Waldorf, encouraged by his friend, the Marquis of Lothian gifted Cliveden and some of its contents to the National Trust in 1942. He believed that Cliveden should continue to be used as an important meeting place for people from the English speaking world. He hoped that people from all political persuasions could come together to promote a deeper understanding between Britain and North America.

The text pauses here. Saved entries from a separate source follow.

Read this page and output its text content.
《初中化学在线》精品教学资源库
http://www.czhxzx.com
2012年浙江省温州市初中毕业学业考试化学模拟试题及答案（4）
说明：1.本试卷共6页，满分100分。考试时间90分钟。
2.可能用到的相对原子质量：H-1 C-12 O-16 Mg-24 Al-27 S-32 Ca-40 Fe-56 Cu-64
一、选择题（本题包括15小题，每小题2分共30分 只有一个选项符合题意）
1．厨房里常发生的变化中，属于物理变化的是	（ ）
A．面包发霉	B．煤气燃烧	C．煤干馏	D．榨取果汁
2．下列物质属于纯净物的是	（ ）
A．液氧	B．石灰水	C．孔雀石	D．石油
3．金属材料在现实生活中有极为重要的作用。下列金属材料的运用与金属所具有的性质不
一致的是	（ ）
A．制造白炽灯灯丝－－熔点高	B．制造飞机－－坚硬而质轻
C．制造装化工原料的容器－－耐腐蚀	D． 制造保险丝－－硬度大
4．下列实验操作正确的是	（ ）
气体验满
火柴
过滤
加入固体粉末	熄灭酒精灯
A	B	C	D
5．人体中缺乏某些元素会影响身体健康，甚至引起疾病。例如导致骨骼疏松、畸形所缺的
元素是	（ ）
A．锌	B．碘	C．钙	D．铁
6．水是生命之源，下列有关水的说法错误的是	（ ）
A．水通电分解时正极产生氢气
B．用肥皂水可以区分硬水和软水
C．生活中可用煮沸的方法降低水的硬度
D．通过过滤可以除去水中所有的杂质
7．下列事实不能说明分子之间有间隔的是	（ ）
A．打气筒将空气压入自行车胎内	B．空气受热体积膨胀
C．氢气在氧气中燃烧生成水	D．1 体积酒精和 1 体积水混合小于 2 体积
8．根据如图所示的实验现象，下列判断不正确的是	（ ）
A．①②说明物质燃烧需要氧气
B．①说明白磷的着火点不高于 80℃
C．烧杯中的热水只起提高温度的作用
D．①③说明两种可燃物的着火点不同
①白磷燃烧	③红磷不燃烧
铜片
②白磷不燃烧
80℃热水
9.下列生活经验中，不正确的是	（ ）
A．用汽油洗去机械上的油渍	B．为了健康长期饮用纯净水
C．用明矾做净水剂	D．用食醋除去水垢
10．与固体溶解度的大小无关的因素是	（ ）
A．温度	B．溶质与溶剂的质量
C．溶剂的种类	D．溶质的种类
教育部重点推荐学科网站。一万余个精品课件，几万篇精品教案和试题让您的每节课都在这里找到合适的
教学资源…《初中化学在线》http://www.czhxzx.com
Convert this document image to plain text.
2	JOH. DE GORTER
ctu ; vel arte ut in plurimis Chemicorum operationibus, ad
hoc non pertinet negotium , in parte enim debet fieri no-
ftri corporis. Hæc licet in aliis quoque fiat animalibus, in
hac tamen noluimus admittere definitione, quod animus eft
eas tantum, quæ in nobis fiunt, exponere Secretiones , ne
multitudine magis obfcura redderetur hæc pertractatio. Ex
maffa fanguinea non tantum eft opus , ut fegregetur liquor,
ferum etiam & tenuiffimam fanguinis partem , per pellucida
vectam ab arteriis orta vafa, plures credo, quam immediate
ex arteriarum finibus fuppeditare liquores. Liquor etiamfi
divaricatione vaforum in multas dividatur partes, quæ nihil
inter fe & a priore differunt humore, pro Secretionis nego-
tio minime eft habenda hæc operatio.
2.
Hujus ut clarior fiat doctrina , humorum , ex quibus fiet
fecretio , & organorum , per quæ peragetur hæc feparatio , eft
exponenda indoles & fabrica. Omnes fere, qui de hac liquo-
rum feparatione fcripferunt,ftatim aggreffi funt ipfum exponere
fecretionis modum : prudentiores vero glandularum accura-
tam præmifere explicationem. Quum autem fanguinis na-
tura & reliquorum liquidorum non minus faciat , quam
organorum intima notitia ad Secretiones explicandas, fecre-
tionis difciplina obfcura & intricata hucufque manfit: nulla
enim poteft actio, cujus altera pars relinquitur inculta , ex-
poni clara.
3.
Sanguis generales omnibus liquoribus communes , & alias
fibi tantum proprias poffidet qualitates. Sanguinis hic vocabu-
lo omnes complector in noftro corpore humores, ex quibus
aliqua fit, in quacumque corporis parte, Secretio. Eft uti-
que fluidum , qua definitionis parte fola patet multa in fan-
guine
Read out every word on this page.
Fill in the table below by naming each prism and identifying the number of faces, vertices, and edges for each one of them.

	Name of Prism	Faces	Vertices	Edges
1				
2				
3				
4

Waldorf would have been very pleased to see the great American centre of learning, Stanford University lease Cliveden from the National Trust in 1969. The university maintained their British campus at Cliveden for fifteen years and countless numbers of young Americans enjoyed living for a few summer months, at the Astor’s former home. Several of the Stanford Alumni Society have returned to us over the years to share their memories of what many have described as ‘ten weeks to remember’;

Several memories concerning the spring of 1983 have remained deeply etched into my mind. I spent the academic quarter at Cliveden while studying in England as a Stanford student. I can still recall winding up the serpentine drive, seeing the Fountain of Love for the first time, and then looking up to the estate in the distance. Students quickly learned that, during the week, we had the home to ourselves. On weekends we tried to be invisible out of respect for National Trust visitors. In many cases, weekends were used for our own off-site trips. As the years unfold, I have come to appreciate the look of déjà vu on the faces of the shopkeepers in Maidenhead as they welcomed to town what must have seemed like an endless quarterly flow of Americans purchasing souvenirs and asking the same questions as their predecessors. …….  Cliveden is a magical place, and I feel extremely fortunate to have spent ten weeks living at the Estate.